No magazine semanal de Fernando Alves, o sociólogo Paulo Pedroso observa a superfície e o fundo dos grandes temas da sociedade global. A investigadora Rita Figueiras promove a literacia da comunicação política. E a repórter Teresa Dias Mendes regista sinais fortes dos dias que passam.
Aos domingos, depois das 13h00

Trump marca mais do que a agenda: "exclui" aquilo de que não fala

O magazine dos domingos regressa com a equipa habitual: a investigadora Rita Figueiras, professora de Ciências da Comunicação e Comunicação Política da Universidade Católica de Lisboa, o sociólogo Paulo Pedroso, professor do ISCTE, a repórter Teresa Dias Mendes e o sonoplasta Miguel Silva.

Nesta emissão, Rita Figueiras aborda um estudo do Laboratorio del Periodismo sobre o reforço do teletrabalho ensaiado por vários grupos de comunicação um pouco por todo o mundo. "Não é uma boa notícia para as redacções", conclui aquela plataforma de reflexão sobre o trabalho dos media, porque "as redacções foram e devem continuar a ser lugar de encontro inter-geracional e centro de debate de ideias".

Contudo, grandes jornais como o Washington Post ou o New York Times resistem ao esvaziamento físico das suas redacções e a sua robustez parece crescer, em plena crise.

"Trata-se de jornais cujo mercado é o mundo", observa Rita Figueiras. Mas isso, como atalha a professora de Ciências da Comunicação, não explica tudo. Rita Figueiras sublinha o facto de o New York Times ser, hoje, um dos poucos jornais norte-americanos que não está cativo da agenda de Trump. Isso explica que o NYT seja, muitas vezes, entendido como o verdadeiro adversário do presidente, "muito mais do que o Partido Democrata", até porque o candidato Joe Biden não galvaniza particularmente a população norte-americana. O que se passa é que com uma qualquer declaração de dois minutos Trump ocupa os media um dia inteiro.

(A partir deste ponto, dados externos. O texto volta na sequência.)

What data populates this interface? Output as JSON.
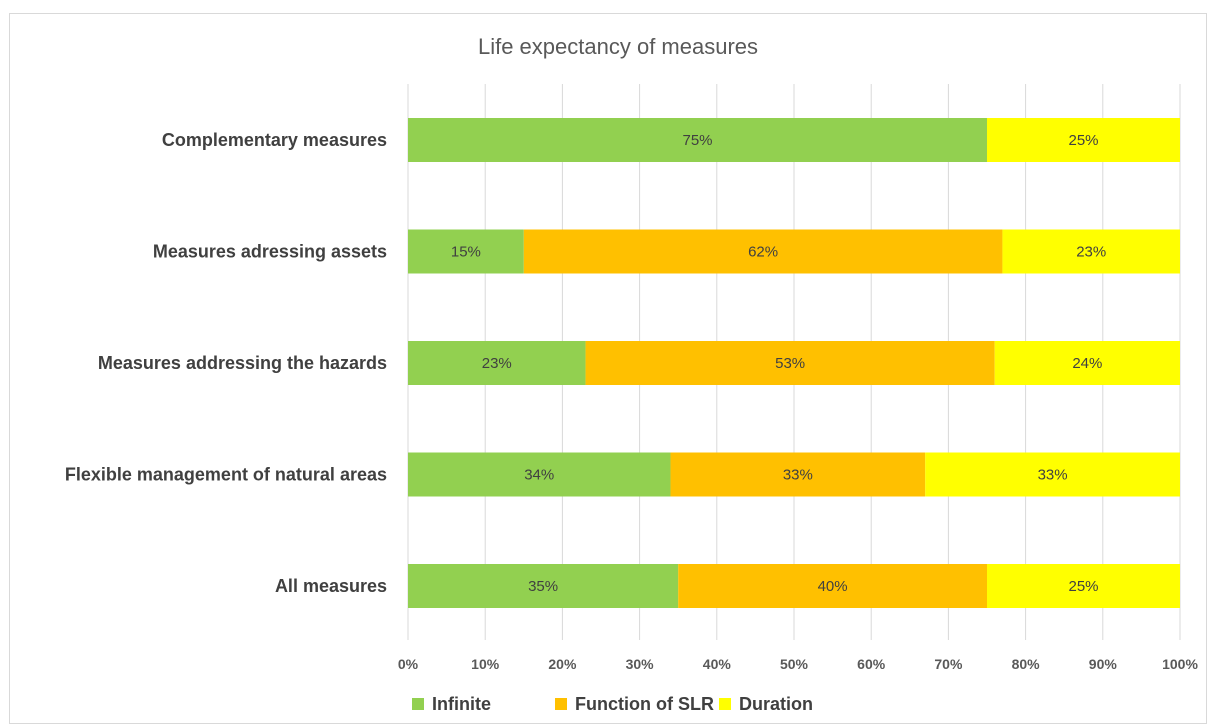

O sociólogo Paulo Pedroso acredita que este cenário não se estenda facilmente à Europa. Reforçando a ideia de que o New York Times chama a si o papel dos antigos grandes partidos no debate político, Paulo Pedroso não acredita que a estejamos perto de encontrar no espaço europeu um jornal de referência que se assuma como líder da oposição. "O que é perturbador, na evolução norte-americana e, talvez, mais transportável", acrescenta Paulo Pedroso, "é a extrema polarização que o Trump consegue. A política americana passou, em pouco mais de uma década, de uma das menos polarizadas para uma das mais polarizadas do mundo. O mais preocupante é que essa polarização ataca o coração das próprias instituições americanas".

Os dois comentadores-residentes d'A Espantosa Realidade das Coisas recuam aos dias de um polémico off de António Costa na entrevista ao Expresso, tratando de perceber se o episódio significa um "não-assunto", um rabo de fora de uma negligência perigosa e inaceitável ou um abuso de confiança ( e, nesse caso, de quem). Afinal, é-lhes perguntado, estivemos face a 7 segundos politicamente reprováveis ou a um caso de polícia por quebra de regras que deveriam permanecer à prova de bala?

Rita Figueiras aborda ainda os números preocupantes, recentemente divulgados, da relação das redes sociais com a pandemia e com a verdade. Um facto concreto merece a reflexão da professora da Católica: voluntários treinados por ONG's reportaram casos de fake news relacionados com vacinas. Ora, o Facebook apenas removeu 6% das informações falsas identificadas.

Paulo Pedroso, recentemente convidado pela UGT a contribuir para o caderno reivindicativo da central sindical, partilha e explica as prioridades da sua proposta, nomeadamente no que se refere a entorses por si identificadas na legislação laboral. Outro ponto sobre o qual o sociólogo reflecte mais demoradamente é o que se prende com o modo como o salário médio se aproxima cada vez mais do salário mínimo.

A espantosa realidade da biblioteca de Pessoa

O programa termina com uma reportagem de Teresa Dias Mendes sobre a biblioteca particular de Fernando Pessoa, agora aberta ao público na renovada casa onde o poeta passou os últimos anos de vida, na rua Coelho da Rocha em Lisboa.